What it would not give us is truth on its own. The SDK's internal _run_forever loop catches WebSocketException, sleeps about 0.01s, and re-enters — confirmed in alpaca-py's source. That handles the connection. It does not handle the gap. Events fired during a disconnect are gone unless we fetch them ourselves.

The fix is not "trust reconnect harder." The fix is reconciliation.

The rule

Whenever broker-event delivery is interrupted, or whenever we establish a broker-event stream connection, we reconcile before trusting local state.

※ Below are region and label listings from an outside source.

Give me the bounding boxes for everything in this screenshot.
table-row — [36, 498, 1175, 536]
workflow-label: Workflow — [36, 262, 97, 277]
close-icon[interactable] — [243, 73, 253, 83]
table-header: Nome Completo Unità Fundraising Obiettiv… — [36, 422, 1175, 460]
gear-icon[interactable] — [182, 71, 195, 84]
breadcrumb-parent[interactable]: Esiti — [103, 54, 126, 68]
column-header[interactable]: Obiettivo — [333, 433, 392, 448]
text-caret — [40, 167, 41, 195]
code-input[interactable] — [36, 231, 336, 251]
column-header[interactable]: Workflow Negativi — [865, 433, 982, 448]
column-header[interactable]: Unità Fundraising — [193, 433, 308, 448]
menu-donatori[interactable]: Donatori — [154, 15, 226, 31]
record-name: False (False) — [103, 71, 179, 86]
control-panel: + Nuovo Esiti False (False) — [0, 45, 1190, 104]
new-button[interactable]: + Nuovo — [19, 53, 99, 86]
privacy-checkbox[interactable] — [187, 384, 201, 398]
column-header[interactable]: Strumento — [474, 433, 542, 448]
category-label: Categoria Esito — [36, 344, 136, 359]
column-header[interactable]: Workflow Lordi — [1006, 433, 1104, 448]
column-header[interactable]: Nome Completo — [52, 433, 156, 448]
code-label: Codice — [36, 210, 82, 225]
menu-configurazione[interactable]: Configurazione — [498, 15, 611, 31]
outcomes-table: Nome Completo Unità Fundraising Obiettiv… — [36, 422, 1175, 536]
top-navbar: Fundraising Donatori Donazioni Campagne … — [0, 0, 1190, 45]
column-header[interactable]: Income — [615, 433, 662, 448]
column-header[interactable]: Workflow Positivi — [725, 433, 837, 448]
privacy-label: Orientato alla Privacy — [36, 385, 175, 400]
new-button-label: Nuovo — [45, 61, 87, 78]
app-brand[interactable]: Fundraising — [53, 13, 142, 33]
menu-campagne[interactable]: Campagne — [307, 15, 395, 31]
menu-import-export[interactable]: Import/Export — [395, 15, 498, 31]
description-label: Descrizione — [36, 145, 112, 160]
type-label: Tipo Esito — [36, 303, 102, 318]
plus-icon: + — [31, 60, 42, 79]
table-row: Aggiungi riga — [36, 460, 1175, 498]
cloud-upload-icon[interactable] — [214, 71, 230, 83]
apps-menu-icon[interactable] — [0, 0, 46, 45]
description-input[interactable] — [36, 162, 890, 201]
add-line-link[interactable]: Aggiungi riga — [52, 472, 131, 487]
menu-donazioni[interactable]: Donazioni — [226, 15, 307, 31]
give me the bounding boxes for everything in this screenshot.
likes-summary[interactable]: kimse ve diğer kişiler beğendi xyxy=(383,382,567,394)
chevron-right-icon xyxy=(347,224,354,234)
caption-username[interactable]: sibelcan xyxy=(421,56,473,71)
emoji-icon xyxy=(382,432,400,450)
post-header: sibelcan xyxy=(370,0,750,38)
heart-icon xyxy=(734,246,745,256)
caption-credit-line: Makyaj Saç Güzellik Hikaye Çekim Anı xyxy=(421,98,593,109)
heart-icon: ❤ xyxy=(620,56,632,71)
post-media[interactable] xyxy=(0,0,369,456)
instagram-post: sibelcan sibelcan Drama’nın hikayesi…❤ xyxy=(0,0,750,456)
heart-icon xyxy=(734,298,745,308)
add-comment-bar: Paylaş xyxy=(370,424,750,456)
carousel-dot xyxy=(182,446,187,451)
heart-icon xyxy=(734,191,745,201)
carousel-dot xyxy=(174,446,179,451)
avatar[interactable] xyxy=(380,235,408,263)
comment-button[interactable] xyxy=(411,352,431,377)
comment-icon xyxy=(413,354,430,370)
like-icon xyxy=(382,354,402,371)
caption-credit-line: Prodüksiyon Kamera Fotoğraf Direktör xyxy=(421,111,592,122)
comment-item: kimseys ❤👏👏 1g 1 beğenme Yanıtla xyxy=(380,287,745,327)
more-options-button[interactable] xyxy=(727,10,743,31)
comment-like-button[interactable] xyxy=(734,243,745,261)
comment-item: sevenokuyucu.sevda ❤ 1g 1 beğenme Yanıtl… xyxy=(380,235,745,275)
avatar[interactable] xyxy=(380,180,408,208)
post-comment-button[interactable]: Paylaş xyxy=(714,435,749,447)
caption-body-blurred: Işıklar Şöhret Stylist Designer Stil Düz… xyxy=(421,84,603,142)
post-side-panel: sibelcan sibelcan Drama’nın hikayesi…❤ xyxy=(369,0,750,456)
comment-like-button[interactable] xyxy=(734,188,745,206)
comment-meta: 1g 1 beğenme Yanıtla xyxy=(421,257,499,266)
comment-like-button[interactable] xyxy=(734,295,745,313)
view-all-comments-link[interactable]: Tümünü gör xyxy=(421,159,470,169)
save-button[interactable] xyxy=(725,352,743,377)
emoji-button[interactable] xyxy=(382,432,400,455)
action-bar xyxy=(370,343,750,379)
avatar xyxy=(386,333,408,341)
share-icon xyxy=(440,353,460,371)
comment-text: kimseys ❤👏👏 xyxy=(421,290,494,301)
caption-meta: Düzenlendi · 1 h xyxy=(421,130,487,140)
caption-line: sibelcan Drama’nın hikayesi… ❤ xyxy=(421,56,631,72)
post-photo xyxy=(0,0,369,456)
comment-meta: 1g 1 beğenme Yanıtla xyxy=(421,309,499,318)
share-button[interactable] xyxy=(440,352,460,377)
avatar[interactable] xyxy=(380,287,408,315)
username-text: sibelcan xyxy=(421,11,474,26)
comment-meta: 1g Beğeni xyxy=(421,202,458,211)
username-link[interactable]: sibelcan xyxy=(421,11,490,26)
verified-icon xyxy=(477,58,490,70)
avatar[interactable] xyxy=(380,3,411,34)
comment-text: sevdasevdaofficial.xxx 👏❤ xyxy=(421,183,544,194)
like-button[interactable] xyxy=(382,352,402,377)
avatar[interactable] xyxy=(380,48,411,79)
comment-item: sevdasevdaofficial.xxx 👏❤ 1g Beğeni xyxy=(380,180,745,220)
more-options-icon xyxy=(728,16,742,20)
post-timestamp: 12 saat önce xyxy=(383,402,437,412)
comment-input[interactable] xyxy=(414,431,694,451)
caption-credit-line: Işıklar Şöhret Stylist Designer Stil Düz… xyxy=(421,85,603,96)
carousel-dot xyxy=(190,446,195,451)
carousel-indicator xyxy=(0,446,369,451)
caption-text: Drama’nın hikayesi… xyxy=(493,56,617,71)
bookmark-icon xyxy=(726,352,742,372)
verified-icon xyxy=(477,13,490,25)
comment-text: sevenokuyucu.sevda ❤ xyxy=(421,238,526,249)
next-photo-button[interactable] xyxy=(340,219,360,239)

Pull open orders. Pull positions. Pull account state where needed. Compare that broker snapshot against our in-memory and persisted runtime state. Close pending rows that are no longer pending. Mark fills we missed. Notice position sizes that moved. Record the reconciliation time. Then continue.

The stream is latency. The broker snapshot is truth.

The next work

Add a thin trade-update supervisor around Alpaca TradingStream.
Subscribe to trade_updates and route fill, cancel, and reject events into the same state-transition path the polling monitor already uses.
On stream start and reconnect, run reconcile_state_with_broker before treating the stream as healthy.
Add bounded backoff around the stream lifecycle instead of relying on the SDK's tight reconnect loop.
Expose broker-event stream health separately from market-data stream health: last trade update received, last reconnect, reconnect count, last reconciliation, reconciliation age.
Keep existing REST polling as the safety net, not as the primary event path.

The dashboard already surfaces market-data stream age. What it doesn't yet have is broker-event stream age, because that stream doesn't exist in our app yet.

The lesson

We went looking for a reconnect problem and found a state-truth problem. Better still: we found that our current system is more honest than it is fast. It polls the broker often enough to recover, but it doesn't yet listen to broker events directly.

This is important to fix, but it is not an emergency. The correctness backstop is real — REST polling plus broker reconciliation means we're not relying on local memory as truth. What we'd be buying with TradingStream is speed, not correctness, and a system that feels and behaves more like a real trading engine instead of a polling loop with good manners.

So the lesson is not that websockets are fragile, though they are. The lesson is that a trading system should never confuse delivery with truth.

The broker is truth. The trade update stream is the fastest notification path. REST reconciliation is how we stay honest when notification fails.